A. Sort Even and Odd Indices Independently (opens new window)

Partition array A, sort the even indexes by ascending order and odd indexes by descending order.

DETAILS

def sortEvenOdd(self, A):
        A[::2], A[1::2] = sorted(A[::2]), sorted(A[1::2])[::-1]
        return A

B. Smallest Value of the Rearranged Number (opens new window)

• If num = 0, return 0.
• If num > 0, sort all digits of num, switch the first 0 with the smallest non-zero digits. For example: 000123 to 100023.
• If num < 0, sort all digits of num by descending order, add minus sign. For example, -40123 to -43210.

DETAILS

def smallestNumber(self, num: int) -> int:
        if num == 0: return 0
        pos = num > 0
        A = list(str(abs(num)))
        n = len(A)
        if pos:
            A.sort()
            idx = 0
            while idx < n and A[idx] == '0':
                idx += 1
            A[0], A[idx] = A[idx], A[0]
        else:
            A.sort(reverse = True)
        curr = int("".join(A))
        return curr if pos else -curr

2166. Design Bitset (opens new window)

Implementation of some bitwise operations.

DETAILS

class Bitset:
    def __init__(self, size: int):
        self.size = size
        self.n = 0
        self.full = 1 << size

    def fix(self, idx: int) -> None:
        self.n |= 1 << (self.size - idx - 1)

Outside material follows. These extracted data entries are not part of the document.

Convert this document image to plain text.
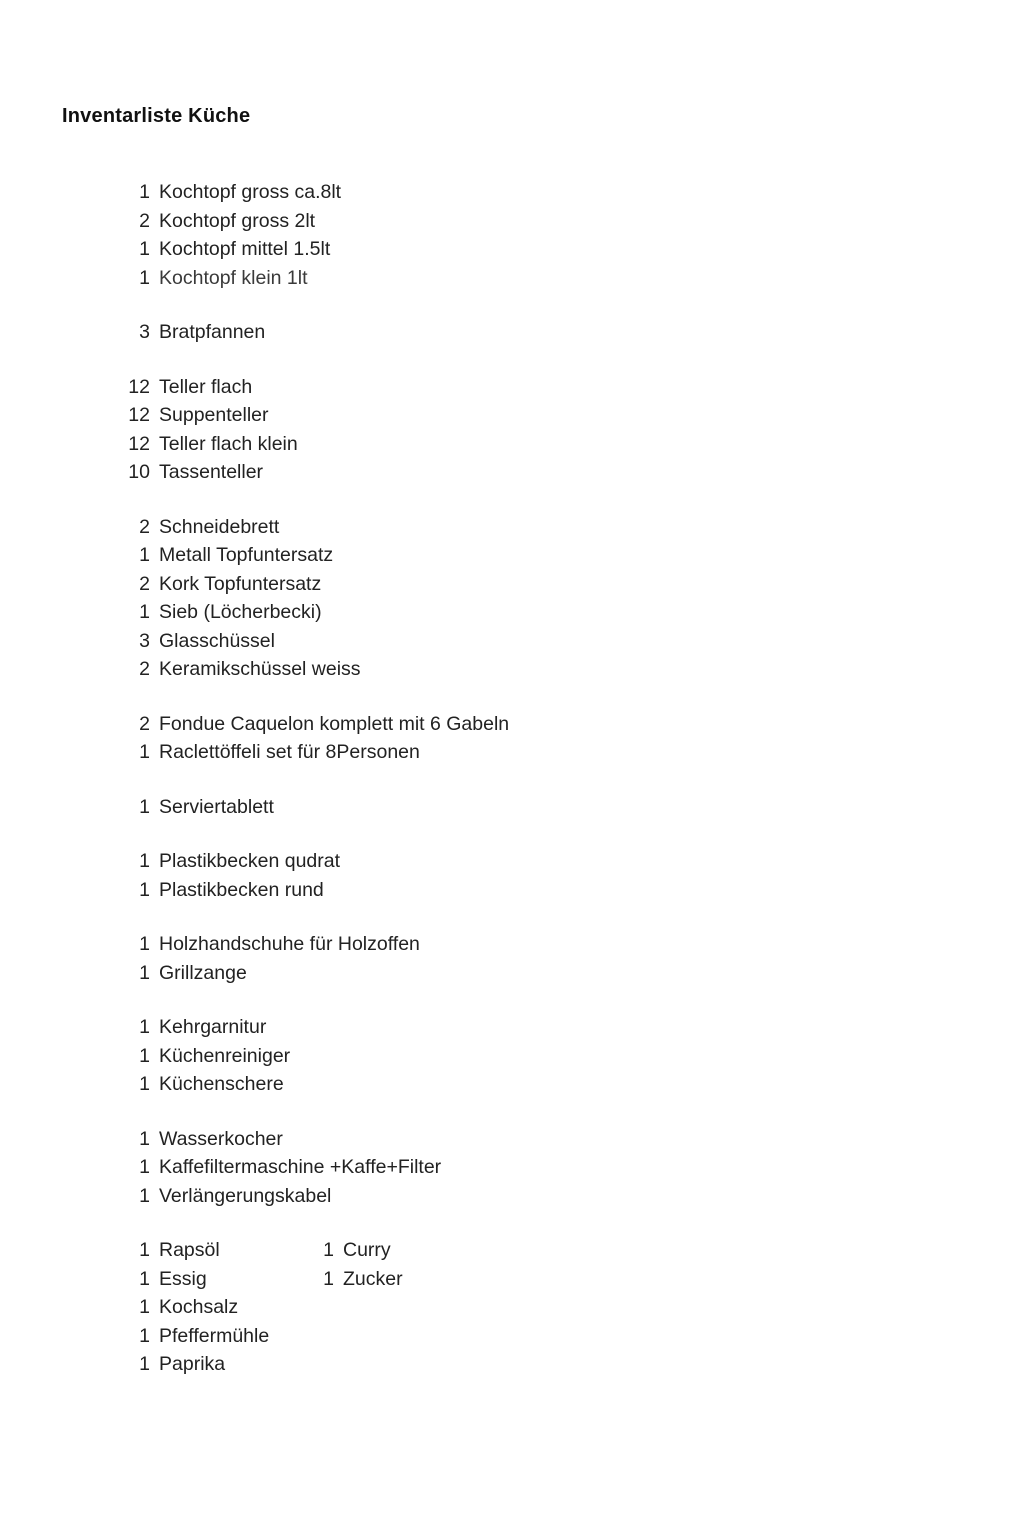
Inventarliste Küche
1 Kochtopf gross ca.8lt
2 Kochtopf gross 2lt
1 Kochtopf mittel 1.5lt
1 Kochtopf klein 1lt
3 Bratpfannen
12 Teller flach
12 Suppenteller
12 Teller flach klein
10 Tassenteller
2 Schneidebrett
1 Metall Topfuntersatz
2 Kork Topfuntersatz
1 Sieb (Löcherbecki)
3 Glasschüssel
2 Keramikschüssel weiss
2 Fondue Caquelon komplett mit 6 Gabeln
1 Raclettöffeli set für 8Personen
1 Serviertablett
1 Plastikbecken qudrat
1 Plastikbecken rund
1 Holzhandschuhe für Holzoffen
1 Grillzange
1 Kehrgarnitur
1 Küchenreiniger
1 Küchenschere
1 Wasserkocher
1 Kaffefiltermaschine +Kaffe+Filter
1 Verlängerungskabel
1 Rapsöl	1 Curry
1 Essig	1 Zucker
1 Kochsalz
1 Pfeffermühle
1 Paprika
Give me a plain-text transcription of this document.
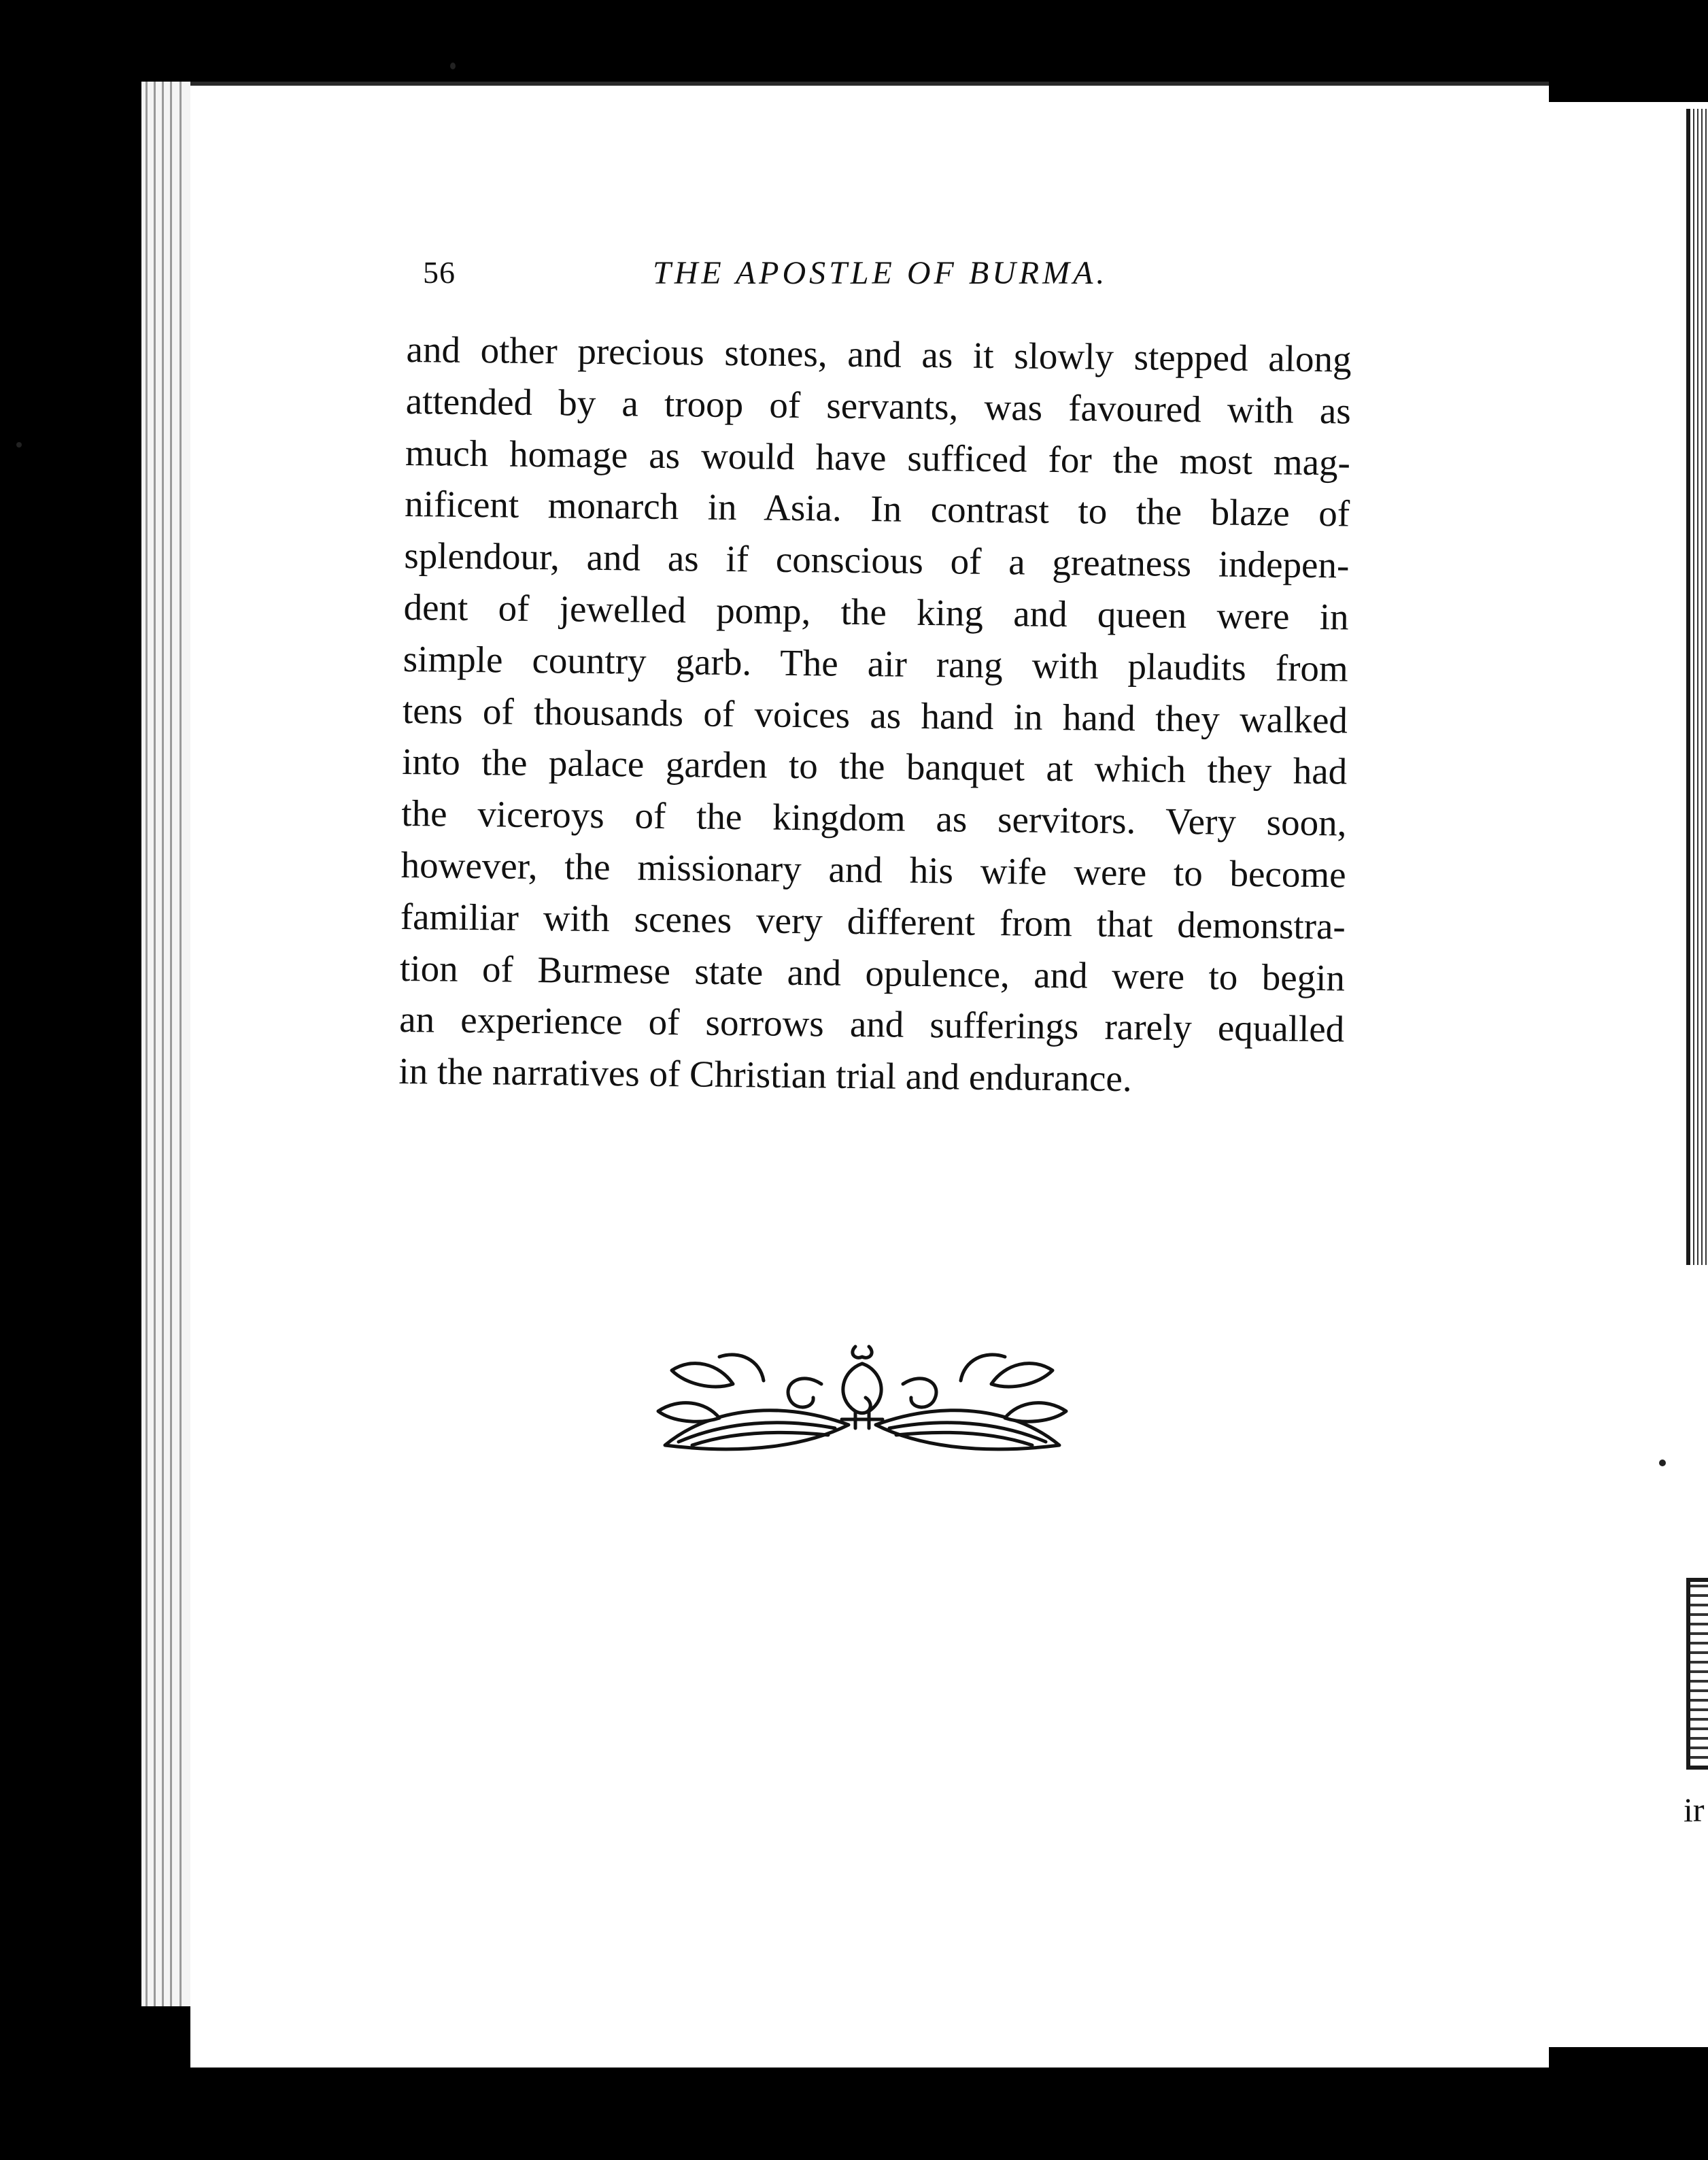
56	THE APOSTLE OF BURMA.
and other precious stones, and as it slowly stepped along
attended by a troop of servants, was favoured with as
much homage as would have sufficed for the most mag-
nificent monarch in Asia. In contrast to the blaze of
splendour, and as if conscious of a greatness indepen-
dent of jewelled pomp, the king and queen were in
simple country garb. The air rang with plaudits from
tens of thousands of voices as hand in hand they walked
into the palace garden to the banquet at which they had
the viceroys of the kingdom as servitors. Very soon,
however, the missionary and his wife were to become
familiar with scenes very different from that demonstra-
tion of Burmese state and opulence, and were to begin
an experience of sorrows and sufferings rarely equalled
in the narratives of Christian trial and endurance.
ir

    def unfix(self, idx: int) -> None:
        mask = 1 << (self.size - idx - 1)
        self.n &= ~mask

    def flip(self) -> None:
        self.n ^= (self.full - 1)

    def all(self) -> bool:
        return self.n + 1 == self.full

    def one(self) -> bool:
        return self.n != 0

    def count(self) -> int:
        return self.n.bit_count()
    
    def toString(self) -> str:
        n = bin(self.n)[2:]
        return "0" * (self.size - len(n)) + n

2167. Minimum Time to Remove All Cars Containing Illegal Goods (opens new window)

Please refer to This LC Discussion (opens new window) for my solutions in English.

Left-right DP.

DETAILS

def minimumTime(self, A: str) -> int:
        n = len(A)
        if n == 1: return 1 if A == '1' else 0
        lft, rgt = [] * n, [] * n
        
        curr = 0
        for a in A:
            if a == '1':
                curr += 1
            else:
                curr -= 1
            lft.append(curr)
            
        curr = 0
        for a in A[::-1]:
            if a == '1':
                curr += 1
            else:
                curr -= 1
            rgt.append(curr)
        rgt.reverse()

        exp = 2 * A.count('1')   # MaximumCost, that is the cost of removing all cars with a cost of 2.
            
        lmax, curr = [lft[0]], lft[0]
        for i in range(1, n):
            curr = max(curr, lft[i])
            lmax.append(curr)
            
        rmax, curr = [rgt[-1]], rgt[-1]
        for i in range(n - 2, -1, -1):
            curr = max(curr, rgt[i])
            rmax.append(curr)            
        rmax.reverse()
        
        maxp = 0  # The maximum cost we can SAVE.
        for i in range(n - 1):
            maxp = max(maxp, max(0, lmax[i]) + max(0, rmax[i + 1]))

        return exp - maxp  # The overall cost is the MaximumCost - "the maximum cost we can save".